Que vous ayez de l’affection envers la (très) vulgaire et (très) légère baronne de Sélys est VOTRE problème. Laissez la reine Paola en dehors de cette histoire qui ne la concerne pas car je doute fortement qu’elle ait été consultée lors de la conception de Delphine Boël dont seule la mère sait qui est le père (et encore…).
Muscate-Valeska de Lisabé
10 novembre 2018 @ 18:34
Mais il est absolument certain que Paola se mêle d’elle-même à cette affaire-là, et pas qu’un peu,Marie.
Marie de Bourgogne
18 novembre 2018 @ 08:15
@ Muscate
Cela Muscate, vous ne le savez pas.
L'Alsacienne
7 novembre 2018 @ 20:05
Leonor,
Il existe bien une procédure de désaveu de paternité. J’ai eu l’occasion (je travaillais dans une administration) de voir un tel acte officiel.
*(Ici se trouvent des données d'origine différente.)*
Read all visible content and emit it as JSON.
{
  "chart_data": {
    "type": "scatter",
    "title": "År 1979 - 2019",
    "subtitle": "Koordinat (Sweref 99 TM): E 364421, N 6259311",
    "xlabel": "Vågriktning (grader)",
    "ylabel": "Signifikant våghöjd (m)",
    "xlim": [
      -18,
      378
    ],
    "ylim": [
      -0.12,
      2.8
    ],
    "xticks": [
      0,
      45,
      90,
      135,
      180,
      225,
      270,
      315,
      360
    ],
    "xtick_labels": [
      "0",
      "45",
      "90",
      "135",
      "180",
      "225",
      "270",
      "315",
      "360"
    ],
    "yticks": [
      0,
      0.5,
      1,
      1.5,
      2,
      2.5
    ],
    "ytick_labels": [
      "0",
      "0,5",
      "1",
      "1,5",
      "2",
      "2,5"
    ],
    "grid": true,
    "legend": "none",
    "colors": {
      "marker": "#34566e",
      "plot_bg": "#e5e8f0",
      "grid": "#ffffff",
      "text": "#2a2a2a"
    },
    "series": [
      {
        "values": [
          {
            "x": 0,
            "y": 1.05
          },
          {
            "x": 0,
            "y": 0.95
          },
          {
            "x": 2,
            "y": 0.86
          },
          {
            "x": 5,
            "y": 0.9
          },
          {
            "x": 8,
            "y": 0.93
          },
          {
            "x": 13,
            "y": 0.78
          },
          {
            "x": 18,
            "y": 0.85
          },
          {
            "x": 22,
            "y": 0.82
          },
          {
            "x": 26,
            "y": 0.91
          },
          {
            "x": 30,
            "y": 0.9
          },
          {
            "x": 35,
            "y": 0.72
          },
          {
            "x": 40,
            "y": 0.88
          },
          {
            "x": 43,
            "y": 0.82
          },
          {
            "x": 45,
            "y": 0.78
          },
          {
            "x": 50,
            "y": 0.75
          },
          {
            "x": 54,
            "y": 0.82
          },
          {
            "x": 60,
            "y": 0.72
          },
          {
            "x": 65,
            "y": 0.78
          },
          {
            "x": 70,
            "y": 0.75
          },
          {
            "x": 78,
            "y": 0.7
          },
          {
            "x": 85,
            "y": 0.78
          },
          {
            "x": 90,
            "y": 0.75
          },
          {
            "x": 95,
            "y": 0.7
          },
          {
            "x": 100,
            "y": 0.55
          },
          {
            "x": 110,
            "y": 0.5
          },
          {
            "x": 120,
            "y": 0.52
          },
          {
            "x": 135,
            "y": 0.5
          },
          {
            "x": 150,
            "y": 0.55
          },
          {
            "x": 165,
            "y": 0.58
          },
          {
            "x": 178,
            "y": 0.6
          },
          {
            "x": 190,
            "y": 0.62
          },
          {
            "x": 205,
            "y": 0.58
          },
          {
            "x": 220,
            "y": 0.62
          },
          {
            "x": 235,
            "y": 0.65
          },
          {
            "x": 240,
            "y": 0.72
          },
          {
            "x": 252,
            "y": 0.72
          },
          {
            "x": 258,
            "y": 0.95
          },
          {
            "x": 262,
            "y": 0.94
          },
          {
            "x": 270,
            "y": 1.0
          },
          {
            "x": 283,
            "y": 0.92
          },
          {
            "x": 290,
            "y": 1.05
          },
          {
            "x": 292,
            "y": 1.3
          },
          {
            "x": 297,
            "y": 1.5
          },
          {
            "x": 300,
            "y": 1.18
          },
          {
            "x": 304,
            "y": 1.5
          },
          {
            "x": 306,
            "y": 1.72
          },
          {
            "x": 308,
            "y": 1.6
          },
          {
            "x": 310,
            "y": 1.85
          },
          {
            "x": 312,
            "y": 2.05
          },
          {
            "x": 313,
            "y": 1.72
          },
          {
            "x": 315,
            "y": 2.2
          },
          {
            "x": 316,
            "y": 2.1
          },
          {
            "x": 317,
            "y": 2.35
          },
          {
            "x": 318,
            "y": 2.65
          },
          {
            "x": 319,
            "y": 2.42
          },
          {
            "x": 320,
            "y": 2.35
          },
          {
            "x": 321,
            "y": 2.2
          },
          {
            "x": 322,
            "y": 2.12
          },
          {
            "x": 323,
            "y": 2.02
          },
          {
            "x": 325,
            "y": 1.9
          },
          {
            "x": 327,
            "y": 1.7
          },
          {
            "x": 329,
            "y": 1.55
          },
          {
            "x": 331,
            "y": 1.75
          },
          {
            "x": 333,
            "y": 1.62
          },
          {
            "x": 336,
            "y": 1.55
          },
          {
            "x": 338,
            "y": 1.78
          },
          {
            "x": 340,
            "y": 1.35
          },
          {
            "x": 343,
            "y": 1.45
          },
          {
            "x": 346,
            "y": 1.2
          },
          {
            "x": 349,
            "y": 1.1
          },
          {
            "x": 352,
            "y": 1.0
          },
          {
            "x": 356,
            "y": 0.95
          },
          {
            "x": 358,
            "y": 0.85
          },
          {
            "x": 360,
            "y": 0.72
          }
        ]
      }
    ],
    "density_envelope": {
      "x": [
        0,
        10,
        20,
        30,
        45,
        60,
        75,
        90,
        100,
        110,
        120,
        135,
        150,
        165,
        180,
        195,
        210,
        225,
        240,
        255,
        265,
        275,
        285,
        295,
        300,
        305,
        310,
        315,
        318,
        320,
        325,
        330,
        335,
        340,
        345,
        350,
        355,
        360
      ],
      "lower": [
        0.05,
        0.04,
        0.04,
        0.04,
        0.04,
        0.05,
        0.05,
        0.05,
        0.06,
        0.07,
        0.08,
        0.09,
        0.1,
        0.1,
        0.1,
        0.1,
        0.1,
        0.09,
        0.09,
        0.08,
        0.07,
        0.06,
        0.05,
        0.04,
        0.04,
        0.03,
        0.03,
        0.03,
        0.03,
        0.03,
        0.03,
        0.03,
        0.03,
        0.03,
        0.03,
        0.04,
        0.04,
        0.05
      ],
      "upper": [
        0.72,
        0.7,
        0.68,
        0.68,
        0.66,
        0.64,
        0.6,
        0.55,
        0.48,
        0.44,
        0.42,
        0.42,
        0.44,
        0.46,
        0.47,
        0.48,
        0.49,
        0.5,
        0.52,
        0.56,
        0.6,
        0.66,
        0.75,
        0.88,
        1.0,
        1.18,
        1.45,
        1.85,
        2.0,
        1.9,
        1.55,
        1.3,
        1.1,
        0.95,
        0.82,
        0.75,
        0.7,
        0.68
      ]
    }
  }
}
L’enfant concerné a du prendre le nom de jeune fille de sa mère et ne pouvait plus utiliser le nom de son père qui l’avait reconnu à la naissance. Pas de droit à l’héritage du père, pas de pension alimentaire pour cet enfant.
L’enfant était né durant le mariage de ses parents et le père a pu prouver que l’enfant avait été conçu par l’amant de sa femme.(test ADN ? et/ou stérilité du père prouvée médicalement ?).
Evidemment, cet acte ne se soucie pas des états d’âme de l’enfant. On représente la justice les yeux bandés, parce que la justice est aveugle et que la loi c’est la loi.
Baboula
8 novembre 2018 @ 20:52
Annelise aurait su nous parler judicieusement , juridiquement .
Ghislaine-Perrynn
7 novembre 2018 @ 09:57
Le roi est un homme âgé . Je suppose qu’il a une conscience et il serait temps de mettre de l’ordre dans celle-ci . Je ne conçois pas que l’on rejette un enfant .
Il me semble que cette jeune femme a le droit de connaître ses origines.de quelques natures qu’elles soient .
Lucile M.
9 novembre 2018 @ 20:22
Mettre de l’ordre ne veut pas dire que lui et sa fille vont se sauter au cou en trépignant de joie. Simplement dire oui, elle est de mon sang et je la reconnais comme telle. Si la dame a cinquante ans on peut donner quitus à sa mère la baronne de ne pas avoir pris de pilule contraceptive (pilule de Picpus aux alentours de 1964). Albert est aussi responsable que sa partenaire.